Stesse questioni affrontate nell’incontro di mercoledì 12 gennaio, giorno del Consiglio Nato-Russia, a Bruxelles tra Sherman, Delattre, Cleverly e Pasquale Ferrara, direttore affari politici del ministero degli Esteri italiano, e Andreas Michaelis, segretario di Stato tedesco. I cinque, spiega un comunicato di Washington, hanno anche “invitato la Russia alla de-escalation, sottolineando il loro impegno condiviso alla diplomazia”. Oltre alle “massicce conseguenze” e ai “pesanti costi” in caso di invasione russa dell’Ucraina, i cinque hanno concordato su “misure economiche restrittive”. Cioè sanzioni.
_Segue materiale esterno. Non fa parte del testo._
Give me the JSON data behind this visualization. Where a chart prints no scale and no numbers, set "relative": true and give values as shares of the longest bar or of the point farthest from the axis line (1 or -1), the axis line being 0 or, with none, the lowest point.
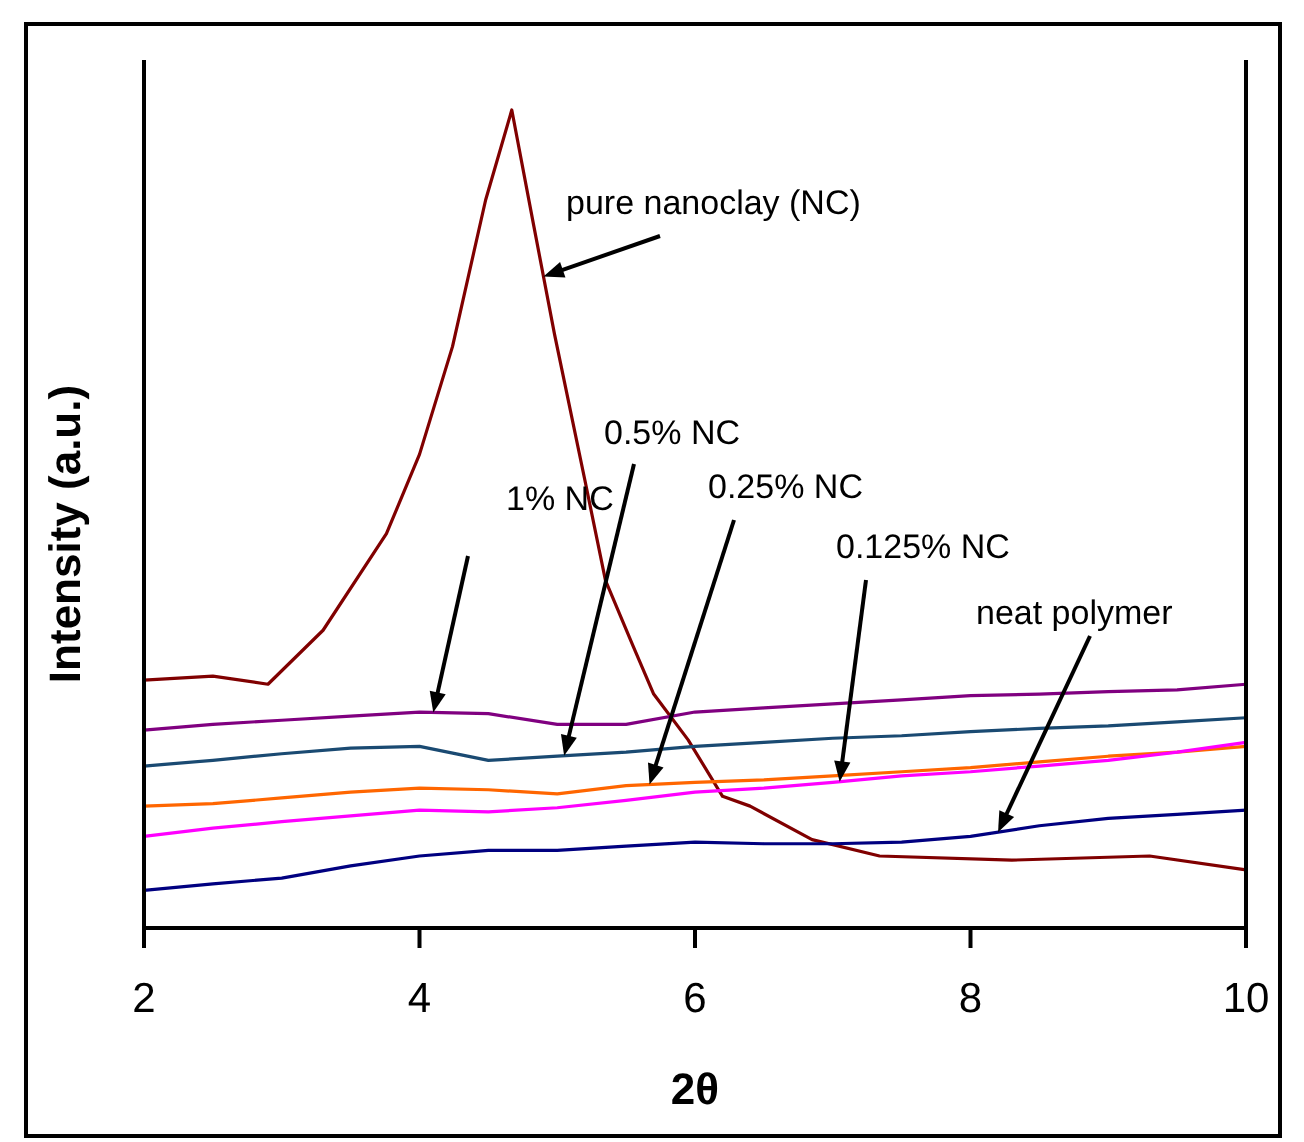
{
  "chart_data": {
    "type": "line",
    "relative": true,
    "xlabel": "2θ",
    "ylabel": "Intensity (a.u.)",
    "xlim": [
      2,
      10
    ],
    "xticks": [
      2,
      4,
      6,
      8,
      10
    ],
    "grid": false,
    "marker": "none",
    "line_style": "solid",
    "x": [
      2,
      2.5,
      3,
      3.5,
      4,
      4.5,
      5,
      5.5,
      6,
      6.5,
      7,
      7.5,
      8,
      8.5,
      9,
      9.5,
      10
    ],
    "series": [
      {
        "name": "pure nanoclay (NC)",
        "color": "#800000",
        "x": [
          2,
          2.5,
          2.9,
          3.3,
          3.76,
          4.0,
          4.24,
          4.48,
          4.67,
          4.83,
          4.98,
          5.2,
          5.35,
          5.55,
          5.7,
          5.95,
          6.2,
          6.4,
          6.85,
          7.34,
          8.3,
          9.3,
          10
        ],
        "values": [
          0.303,
          0.308,
          0.298,
          0.364,
          0.482,
          0.579,
          0.711,
          0.89,
          1.0,
          0.858,
          0.726,
          0.548,
          0.425,
          0.345,
          0.286,
          0.23,
          0.161,
          0.149,
          0.108,
          0.088,
          0.083,
          0.088,
          0.071
        ]
      },
      {
        "name": "1% NC",
        "color": "#800080",
        "values": [
          0.242,
          0.249,
          0.254,
          0.259,
          0.264,
          0.262,
          0.249,
          0.249,
          0.264,
          0.269,
          0.274,
          0.279,
          0.284,
          0.286,
          0.289,
          0.291,
          0.298
        ]
      },
      {
        "name": "0.5% NC",
        "color": "#1a4a72",
        "values": [
          0.198,
          0.205,
          0.213,
          0.22,
          0.222,
          0.205,
          0.21,
          0.215,
          0.222,
          0.227,
          0.232,
          0.235,
          0.24,
          0.244,
          0.247,
          0.252,
          0.257
        ]
      },
      {
        "name": "0.25% NC",
        "color": "#ff6600",
        "values": [
          0.149,
          0.152,
          0.159,
          0.166,
          0.171,
          0.169,
          0.164,
          0.174,
          0.178,
          0.181,
          0.186,
          0.191,
          0.196,
          0.203,
          0.21,
          0.215,
          0.222
        ]
      },
      {
        "name": "0.125% NC",
        "color": "#ff00ff",
        "values": [
          0.112,
          0.122,
          0.13,
          0.137,
          0.144,
          0.142,
          0.147,
          0.156,
          0.166,
          0.171,
          0.178,
          0.186,
          0.191,
          0.198,
          0.205,
          0.215,
          0.227
        ]
      },
      {
        "name": "neat polymer",
        "color": "#000080",
        "values": [
          0.046,
          0.054,
          0.061,
          0.076,
          0.088,
          0.095,
          0.095,
          0.1,
          0.105,
          0.103,
          0.103,
          0.105,
          0.112,
          0.125,
          0.134,
          0.139,
          0.144
        ]
      }
    ]
  }
}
Due appuntamenti nelle prossime due settimane sembrano un indizio. Sostenendo l’importanza del ritorno italiano nel Quint, l’ambasciatore Checchia citava tre “carte importanti” per il nostro Paese. Prima: la consapevolezza statunitense che “tra i grandi Paesi europei il nostro è al momento il solo in grado di coniugare impeccabili credenziali “atlantiste” con una visione della istituenda difesa europea tale da rassicurare Washington (e gli alleati di area centro-orientale) circa il fatto che mai quest’ultima porterà a un decoupling sul terreno della sicurezza tra le due sponde dell’Atlantico”. Seconda: la “perdurante buona qualità della nostra interlocuzione” con la Russia di Vladimir Putin. Terza: la “centralità geografica, e geopolitica, nello scacchiere mediterraneo”.

C’è poi il fatto che, con il Regno Unito fuori dall’Unione europea, quest’ultima rimarrebbe rappresentata nel Quint dal “solito” asse franco-tedesco. Per questo, aggiungeva Checchia, la chiusura del triangolo Parigi-Roma-Berlino sarebbe “naturalmente” nell’interesse italiano. Ne deriverebbe, finalmente, una collaborazione strutturata tra i tre principali Paesi dell’Europa post Brexit: una soluzione per molti versi naturale nella quale l’Italia potrebbe rappresentare l’ago della bilancia” anche per la conoscenza di Draghi della forza e delle criticità dell’asse franco-tedesco.